Andromeda in my garden with a 70-200mm and no astro gear whatsoever

Inspired by the image of the Andromeda galaxy Jimmy Zhang posted the other day I decided to give this try. The catch: Jimmy took this with a 300mm/4 and a sky tracker - my longest focal length is 200mm and I don't have a tracker. I was wondering: Can this be done?

There's no way of knowing unless you try, so I gave it a shot (pun not intended).

I have never been particularly interested in the night sky, I know how to shoot the Milky Way, but that's about it. To me, Andromeda is the literal needle in the haystack. With the help of Stellarium I managed to locate Andromeda, it took me hours. You see, the sky wasn't perfectly clear all the time, clouds kept coming and going, covering parts of constellations or whole constellations altogether. If this sounds like Mission Impossible to you, I'd agree.

Oh yeah, almost forgot, I shot this in the garden behind my house. Street lights at
my doorstep? Check.

I ignored all the if's, but's and don'ts and carried on regardless.

I had decided on the settings long before, f=200mm (surprise!), f/2.8, 2s and ISO 1600 seemed my best bet, avoiding star trails. I can still see Earth's rotation in the image, so the 600 rule might work for wide angle Milky Way shots, but I can't say it's anywhere accurate for deep sky photography. I already had added some margin of safety, because 600/200 = 3, not 2, right?

The first batch of frames (~150) went right into the trash bin. I hadn't made sure I had infinity focus. Stars looked dandy on the camera display, but on the PC it was disaster.

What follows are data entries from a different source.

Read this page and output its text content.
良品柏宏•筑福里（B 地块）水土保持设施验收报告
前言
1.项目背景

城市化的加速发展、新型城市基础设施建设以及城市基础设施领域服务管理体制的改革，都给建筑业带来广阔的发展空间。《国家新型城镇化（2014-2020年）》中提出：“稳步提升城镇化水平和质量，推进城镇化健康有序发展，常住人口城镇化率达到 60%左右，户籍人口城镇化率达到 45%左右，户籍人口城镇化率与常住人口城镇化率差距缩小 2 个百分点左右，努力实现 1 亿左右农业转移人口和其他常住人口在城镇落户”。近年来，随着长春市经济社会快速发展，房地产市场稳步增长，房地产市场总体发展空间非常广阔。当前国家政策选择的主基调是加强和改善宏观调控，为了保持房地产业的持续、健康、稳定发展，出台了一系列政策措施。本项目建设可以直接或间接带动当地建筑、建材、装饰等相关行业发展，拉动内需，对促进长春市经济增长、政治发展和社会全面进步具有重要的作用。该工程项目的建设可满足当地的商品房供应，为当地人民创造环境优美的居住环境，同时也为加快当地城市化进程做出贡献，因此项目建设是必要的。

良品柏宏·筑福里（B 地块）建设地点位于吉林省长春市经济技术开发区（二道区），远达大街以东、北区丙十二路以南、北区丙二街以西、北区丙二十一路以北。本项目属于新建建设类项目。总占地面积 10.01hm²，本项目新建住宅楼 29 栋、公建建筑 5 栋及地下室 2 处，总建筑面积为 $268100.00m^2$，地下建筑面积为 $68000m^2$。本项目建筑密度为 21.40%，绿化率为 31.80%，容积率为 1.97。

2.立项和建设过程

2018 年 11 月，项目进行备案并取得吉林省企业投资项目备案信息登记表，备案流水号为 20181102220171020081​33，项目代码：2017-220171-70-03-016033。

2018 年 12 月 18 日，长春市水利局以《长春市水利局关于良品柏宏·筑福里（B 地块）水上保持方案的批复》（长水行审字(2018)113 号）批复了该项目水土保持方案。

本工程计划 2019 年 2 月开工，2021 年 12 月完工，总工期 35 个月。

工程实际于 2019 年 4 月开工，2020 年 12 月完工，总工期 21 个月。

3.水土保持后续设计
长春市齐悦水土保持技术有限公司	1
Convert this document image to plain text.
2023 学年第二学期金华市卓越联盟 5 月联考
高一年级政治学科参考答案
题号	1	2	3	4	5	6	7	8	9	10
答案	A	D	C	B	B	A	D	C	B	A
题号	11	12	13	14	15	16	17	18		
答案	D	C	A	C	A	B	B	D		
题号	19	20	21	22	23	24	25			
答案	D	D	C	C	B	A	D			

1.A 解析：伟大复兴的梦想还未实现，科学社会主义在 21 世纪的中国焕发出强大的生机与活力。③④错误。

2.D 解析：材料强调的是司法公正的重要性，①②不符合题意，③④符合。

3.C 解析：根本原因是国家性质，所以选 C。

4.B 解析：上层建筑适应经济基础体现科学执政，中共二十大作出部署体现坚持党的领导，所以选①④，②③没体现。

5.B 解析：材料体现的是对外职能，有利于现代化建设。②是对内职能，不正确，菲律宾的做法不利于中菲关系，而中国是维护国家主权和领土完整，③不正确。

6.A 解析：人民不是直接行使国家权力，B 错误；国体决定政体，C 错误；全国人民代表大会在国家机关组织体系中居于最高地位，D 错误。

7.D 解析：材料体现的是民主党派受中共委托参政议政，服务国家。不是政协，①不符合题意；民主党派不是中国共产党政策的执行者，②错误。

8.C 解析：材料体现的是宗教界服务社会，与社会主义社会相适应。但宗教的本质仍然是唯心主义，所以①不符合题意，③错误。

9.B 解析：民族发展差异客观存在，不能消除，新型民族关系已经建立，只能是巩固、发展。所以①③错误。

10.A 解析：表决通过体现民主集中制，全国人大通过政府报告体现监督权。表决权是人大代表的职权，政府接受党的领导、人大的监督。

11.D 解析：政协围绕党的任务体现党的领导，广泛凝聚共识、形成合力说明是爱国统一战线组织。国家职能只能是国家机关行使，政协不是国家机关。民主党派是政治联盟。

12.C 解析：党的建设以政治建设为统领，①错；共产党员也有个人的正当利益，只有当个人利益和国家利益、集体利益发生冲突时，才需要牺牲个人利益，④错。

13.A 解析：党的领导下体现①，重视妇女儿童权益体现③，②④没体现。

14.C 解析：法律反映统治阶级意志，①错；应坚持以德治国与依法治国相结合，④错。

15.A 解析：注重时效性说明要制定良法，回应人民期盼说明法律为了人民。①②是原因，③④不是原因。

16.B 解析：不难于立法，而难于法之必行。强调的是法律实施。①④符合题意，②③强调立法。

So I shot another batch. By that time the clock ticked in on 4am, it was cold and I was tired.

This time I had everything as sharp as can be expected with a wide open zoom lens. Then again, this is the Nikkor 70-200mm/2.8 ED FL VR and I just love the sharpness of this lens.

It took me another couple of hours to get a rough grasp of DSS, I watched a tutorial on deep sky editing in PS, messed around with 32bit TIFFs and about 30 hours after embarking on this mission I actually got a picture.

It doesn't even come close to Jimmy's picture, but still, considering the odds I think it is remarkable. I'm going to invest in a tracker and a telescope soon, the deep sky photography bug got me.